While I certainly have aspects of my life that need work, there is one constant in my weekly routine that I can look forward to that is nearly perfect: Once a week, I frequent the single greatest Chinese restaurant in the history of human civilization. If you’re ever in town, swing by and I’ll take you there. Within minutes you’ll agree with me.

If I took you there, and we were able to actually get a seat right away, you’d probably point to the amazing sauce that they put on their Sesame Chicken as the secret to their success. No place anywhere, in any city, any place on the planet, can match the sauce. I’ve checked. There is a universal principle understood by all professional connoisseurs of Chinese food: You either “get” Sesame Chicken sauce, or you don’t. There is no “try” with Sesame Chicken sauce. Either the Sesame Chicken sauce gods have magically bestowed their secrets upon you, or they haven’t. The Spring Rolls are to die for. The Sweet and Sour Chicken is unparalleled. People stand in line forever to order take-out Mongolian Beef and Shrimp Lo-Mein.

But as amazing as the food is, that’s not why people keep going back to this particular restaurant. People in our town swamp this little hole-in-the-wall Chinese restaurant, not because of the food, but because of the owners—Tony and Shelly (as they are known by their chosen American names). They call you by name when you walk in. They remember the names of your spouse and your kids. Their personal interest in their customers isn’t some technique they picked up at a Dale Carnegie seminar. They actually do care, deeply. They personally greet you at the door when you arrive, walk by your table two to three times during your meal to personally check on things, and shake your hand on the way out. People love to be loved, and as anyone in our area knows, love is the best thing on their menu.

Over the years I’ve come to know Tony and Shelly quite well. Both were born and raised in China, came to the United States in their twenties, and have worked hard to speak the language, fit into their adopted country, and pursue their dream of running a great restaurant.

Tony always works hard to carry on a conversation with me in his broken English. Every time he speaks I sense his frustration with the limits of his language skills. He’s an extreme extrovert. If he were speaking in his native Mandarin, I’m sure I’d never get a word in edgewise.

What’s special about Tony and Shelly is that every summer they send their two kids back to China to live with the grandparents. “Very, very important to learn Chinese culture,” Tony tells me. While in China their kids hone their Mandarin language skills, reconnect with their family, and go on various cultural excursions.

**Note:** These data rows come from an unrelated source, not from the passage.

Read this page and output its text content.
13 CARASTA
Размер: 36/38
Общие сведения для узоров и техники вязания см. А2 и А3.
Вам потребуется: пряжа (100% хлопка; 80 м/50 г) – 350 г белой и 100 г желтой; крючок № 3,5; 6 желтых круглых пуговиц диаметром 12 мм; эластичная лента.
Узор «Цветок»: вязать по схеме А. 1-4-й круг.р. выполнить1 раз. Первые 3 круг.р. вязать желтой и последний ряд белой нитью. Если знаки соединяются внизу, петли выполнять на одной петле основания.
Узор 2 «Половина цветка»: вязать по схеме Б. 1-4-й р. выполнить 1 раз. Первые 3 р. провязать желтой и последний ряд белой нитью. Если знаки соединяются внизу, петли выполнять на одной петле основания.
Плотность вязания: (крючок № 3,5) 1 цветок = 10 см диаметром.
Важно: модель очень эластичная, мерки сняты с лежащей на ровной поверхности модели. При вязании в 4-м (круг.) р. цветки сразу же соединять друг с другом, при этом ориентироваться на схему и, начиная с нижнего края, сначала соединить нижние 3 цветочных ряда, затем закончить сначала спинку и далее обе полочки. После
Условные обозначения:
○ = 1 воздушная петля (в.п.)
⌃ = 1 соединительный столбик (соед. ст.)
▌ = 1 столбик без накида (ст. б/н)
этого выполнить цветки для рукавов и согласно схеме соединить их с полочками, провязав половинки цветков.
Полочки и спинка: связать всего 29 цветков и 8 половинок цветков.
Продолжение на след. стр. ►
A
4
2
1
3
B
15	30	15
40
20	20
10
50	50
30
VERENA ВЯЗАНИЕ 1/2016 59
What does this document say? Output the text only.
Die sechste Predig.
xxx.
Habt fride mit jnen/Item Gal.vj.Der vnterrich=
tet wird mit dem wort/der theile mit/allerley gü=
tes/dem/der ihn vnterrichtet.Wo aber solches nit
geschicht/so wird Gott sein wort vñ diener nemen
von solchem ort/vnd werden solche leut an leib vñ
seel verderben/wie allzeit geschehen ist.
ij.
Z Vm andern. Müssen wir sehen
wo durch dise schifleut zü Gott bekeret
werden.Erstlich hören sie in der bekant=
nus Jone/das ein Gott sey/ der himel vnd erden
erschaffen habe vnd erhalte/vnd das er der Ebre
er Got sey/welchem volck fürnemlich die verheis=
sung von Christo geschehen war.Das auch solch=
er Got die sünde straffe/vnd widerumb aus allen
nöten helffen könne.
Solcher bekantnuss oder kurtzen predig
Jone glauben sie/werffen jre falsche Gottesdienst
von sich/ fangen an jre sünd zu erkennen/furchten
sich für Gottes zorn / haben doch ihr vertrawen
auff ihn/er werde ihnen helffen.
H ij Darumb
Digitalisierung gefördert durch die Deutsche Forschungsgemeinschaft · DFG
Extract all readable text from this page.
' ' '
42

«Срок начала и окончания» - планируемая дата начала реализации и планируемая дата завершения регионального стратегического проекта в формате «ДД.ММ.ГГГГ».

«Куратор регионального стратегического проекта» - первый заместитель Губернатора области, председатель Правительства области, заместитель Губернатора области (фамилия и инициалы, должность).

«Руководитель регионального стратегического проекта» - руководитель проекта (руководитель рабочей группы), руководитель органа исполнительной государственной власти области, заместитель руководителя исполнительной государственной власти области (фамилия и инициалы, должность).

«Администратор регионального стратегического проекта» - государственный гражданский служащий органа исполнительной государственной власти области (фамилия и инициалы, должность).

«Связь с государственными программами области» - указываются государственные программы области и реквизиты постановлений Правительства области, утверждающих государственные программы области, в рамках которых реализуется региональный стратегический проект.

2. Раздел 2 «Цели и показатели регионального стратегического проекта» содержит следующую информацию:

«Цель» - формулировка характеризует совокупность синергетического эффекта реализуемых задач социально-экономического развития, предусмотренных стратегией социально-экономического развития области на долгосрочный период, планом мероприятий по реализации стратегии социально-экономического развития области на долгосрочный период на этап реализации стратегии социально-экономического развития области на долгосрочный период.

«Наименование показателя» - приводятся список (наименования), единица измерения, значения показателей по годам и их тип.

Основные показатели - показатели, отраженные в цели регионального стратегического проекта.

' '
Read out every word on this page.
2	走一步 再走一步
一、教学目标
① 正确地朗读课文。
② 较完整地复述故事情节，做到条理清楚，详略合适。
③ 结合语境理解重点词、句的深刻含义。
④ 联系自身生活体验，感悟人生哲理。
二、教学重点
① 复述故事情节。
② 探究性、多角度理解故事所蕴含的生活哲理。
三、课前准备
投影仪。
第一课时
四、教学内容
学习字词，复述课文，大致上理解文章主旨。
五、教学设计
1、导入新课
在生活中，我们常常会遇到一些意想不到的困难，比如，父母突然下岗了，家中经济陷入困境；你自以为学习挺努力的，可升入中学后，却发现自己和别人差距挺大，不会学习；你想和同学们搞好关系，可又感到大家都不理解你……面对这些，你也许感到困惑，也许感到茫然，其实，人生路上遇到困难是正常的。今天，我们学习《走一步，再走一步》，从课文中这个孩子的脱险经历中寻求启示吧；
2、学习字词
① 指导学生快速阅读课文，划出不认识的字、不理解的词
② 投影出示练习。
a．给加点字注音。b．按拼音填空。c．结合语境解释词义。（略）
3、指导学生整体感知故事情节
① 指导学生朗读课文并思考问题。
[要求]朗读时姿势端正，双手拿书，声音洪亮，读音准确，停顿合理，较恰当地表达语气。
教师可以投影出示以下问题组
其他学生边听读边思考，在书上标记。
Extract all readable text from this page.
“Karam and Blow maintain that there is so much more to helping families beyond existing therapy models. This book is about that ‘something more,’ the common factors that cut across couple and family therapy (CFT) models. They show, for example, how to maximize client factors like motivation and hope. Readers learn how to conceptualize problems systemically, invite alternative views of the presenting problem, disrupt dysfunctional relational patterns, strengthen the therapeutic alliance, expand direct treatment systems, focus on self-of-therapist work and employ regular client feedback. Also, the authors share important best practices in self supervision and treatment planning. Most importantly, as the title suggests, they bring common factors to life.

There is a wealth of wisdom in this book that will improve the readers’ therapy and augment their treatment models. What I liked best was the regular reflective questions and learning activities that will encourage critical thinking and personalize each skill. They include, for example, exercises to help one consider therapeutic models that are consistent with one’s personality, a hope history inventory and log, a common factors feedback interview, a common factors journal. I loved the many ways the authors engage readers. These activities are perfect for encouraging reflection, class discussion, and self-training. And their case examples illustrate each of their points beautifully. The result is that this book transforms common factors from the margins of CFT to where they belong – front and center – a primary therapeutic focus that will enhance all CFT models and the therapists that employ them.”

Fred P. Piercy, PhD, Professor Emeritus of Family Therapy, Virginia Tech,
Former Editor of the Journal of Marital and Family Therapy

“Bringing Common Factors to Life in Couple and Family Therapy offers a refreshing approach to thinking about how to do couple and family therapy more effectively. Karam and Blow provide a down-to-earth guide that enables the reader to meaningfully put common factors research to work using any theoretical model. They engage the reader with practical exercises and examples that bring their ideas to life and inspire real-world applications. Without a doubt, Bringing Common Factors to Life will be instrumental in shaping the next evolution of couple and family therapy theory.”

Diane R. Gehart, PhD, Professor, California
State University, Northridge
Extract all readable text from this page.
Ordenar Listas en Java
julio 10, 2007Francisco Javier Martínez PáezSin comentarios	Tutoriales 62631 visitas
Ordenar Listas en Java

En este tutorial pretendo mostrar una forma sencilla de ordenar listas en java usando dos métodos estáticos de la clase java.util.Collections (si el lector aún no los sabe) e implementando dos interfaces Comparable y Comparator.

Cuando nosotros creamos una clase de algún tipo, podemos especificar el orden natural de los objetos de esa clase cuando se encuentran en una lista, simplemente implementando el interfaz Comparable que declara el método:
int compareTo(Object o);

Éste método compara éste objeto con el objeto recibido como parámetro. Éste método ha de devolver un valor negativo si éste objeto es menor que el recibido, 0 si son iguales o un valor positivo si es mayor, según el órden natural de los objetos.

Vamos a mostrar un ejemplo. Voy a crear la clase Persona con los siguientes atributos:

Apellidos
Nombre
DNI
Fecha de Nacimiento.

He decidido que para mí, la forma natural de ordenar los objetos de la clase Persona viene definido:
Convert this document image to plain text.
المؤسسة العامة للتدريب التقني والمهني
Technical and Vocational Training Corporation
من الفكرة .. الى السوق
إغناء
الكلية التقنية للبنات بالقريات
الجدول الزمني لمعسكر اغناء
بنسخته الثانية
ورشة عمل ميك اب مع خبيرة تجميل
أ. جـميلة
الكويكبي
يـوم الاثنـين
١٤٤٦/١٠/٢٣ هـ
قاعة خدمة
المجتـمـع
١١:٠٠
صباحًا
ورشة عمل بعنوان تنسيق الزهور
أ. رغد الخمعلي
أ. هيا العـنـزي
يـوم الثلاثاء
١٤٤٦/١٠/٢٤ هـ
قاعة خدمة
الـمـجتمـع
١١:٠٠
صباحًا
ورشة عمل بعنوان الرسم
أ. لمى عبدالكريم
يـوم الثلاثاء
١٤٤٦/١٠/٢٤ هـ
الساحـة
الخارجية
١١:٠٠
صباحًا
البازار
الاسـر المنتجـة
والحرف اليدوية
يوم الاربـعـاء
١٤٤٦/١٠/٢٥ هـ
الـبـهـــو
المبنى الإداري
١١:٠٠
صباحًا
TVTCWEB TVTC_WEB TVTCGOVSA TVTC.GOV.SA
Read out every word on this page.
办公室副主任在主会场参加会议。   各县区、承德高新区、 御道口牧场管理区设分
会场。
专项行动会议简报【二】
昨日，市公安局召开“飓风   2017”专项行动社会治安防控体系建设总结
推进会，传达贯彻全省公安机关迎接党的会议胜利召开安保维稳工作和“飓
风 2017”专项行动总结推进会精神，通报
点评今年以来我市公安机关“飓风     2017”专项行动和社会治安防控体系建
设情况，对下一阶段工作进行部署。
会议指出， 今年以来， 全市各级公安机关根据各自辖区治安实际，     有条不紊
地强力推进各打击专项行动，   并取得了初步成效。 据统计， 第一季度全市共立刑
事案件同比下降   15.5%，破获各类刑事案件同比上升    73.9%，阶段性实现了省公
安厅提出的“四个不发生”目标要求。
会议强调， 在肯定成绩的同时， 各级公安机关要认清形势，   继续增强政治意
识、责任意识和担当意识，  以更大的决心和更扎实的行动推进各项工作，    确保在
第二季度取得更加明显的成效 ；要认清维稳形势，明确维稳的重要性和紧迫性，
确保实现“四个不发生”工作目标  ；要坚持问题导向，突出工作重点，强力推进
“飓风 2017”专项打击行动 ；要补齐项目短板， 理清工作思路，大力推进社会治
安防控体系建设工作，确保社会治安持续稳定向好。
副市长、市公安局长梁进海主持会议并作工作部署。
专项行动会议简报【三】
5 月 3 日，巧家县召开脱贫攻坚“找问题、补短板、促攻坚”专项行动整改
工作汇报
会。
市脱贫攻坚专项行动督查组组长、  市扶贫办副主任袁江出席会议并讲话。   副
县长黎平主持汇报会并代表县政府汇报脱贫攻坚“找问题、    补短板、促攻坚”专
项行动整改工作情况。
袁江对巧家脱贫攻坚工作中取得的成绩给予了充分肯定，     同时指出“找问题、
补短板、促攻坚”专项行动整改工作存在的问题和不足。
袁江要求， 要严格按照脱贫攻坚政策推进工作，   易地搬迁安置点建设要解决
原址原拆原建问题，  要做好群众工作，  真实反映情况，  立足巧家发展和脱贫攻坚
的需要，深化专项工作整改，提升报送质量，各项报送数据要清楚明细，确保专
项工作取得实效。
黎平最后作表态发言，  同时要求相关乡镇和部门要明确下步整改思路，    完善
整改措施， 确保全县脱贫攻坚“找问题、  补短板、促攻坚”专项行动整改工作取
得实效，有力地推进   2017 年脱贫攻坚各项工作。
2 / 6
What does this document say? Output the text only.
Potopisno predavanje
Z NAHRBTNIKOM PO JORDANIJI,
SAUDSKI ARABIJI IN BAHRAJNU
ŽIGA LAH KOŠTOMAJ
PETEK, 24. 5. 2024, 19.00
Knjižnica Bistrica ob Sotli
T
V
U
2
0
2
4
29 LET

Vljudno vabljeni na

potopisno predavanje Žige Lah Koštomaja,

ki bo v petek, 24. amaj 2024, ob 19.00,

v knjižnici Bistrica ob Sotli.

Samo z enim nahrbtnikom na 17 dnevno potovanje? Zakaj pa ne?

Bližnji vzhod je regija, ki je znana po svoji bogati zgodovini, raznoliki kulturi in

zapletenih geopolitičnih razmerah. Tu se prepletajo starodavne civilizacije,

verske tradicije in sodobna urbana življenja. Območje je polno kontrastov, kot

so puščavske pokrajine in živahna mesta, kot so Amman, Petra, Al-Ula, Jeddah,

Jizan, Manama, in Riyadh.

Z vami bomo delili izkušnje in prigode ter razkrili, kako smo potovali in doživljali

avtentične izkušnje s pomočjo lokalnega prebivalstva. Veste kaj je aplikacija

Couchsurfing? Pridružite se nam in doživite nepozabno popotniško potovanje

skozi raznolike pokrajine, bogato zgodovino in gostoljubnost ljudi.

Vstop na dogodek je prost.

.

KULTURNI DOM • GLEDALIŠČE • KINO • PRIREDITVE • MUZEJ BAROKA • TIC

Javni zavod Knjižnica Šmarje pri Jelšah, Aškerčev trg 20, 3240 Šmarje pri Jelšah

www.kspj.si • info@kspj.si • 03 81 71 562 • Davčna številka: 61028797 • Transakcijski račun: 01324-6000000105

It’s an annual reintroduction to the culture and the religion that Tony and Shelly hold dear.


And therein lies my greatest struggle.

As a Christ follower who stumbled into their restaurant by accident one day, just happened to develop a friendship with the owner, and who is naturally quite timid when it comes to sharing my faith—I don’t want to talk to my Buddhist friend Tony about Jesus.

I don’t want to risk ruining this nice friendship we have going.

It might be awkward. He could be offended. He might misconstrue my attempts to explain the unbelievable good news of Christianity as a cultural slap in his face. I understand the risks. The risks are real. But there’s one thing I know that Tony doesn’t:

Buddhism is not enough.

And while I’d like to pretend that I can be a faithful follower of Jesus and live my life like a fourth grader, never rocking the relational boat and keeping everyone happy, there is one thing about which I am absolutely confident: Tony is a genuinely loving person, and if he knew what I knew, I know he’d risk our friendship to tell me about it.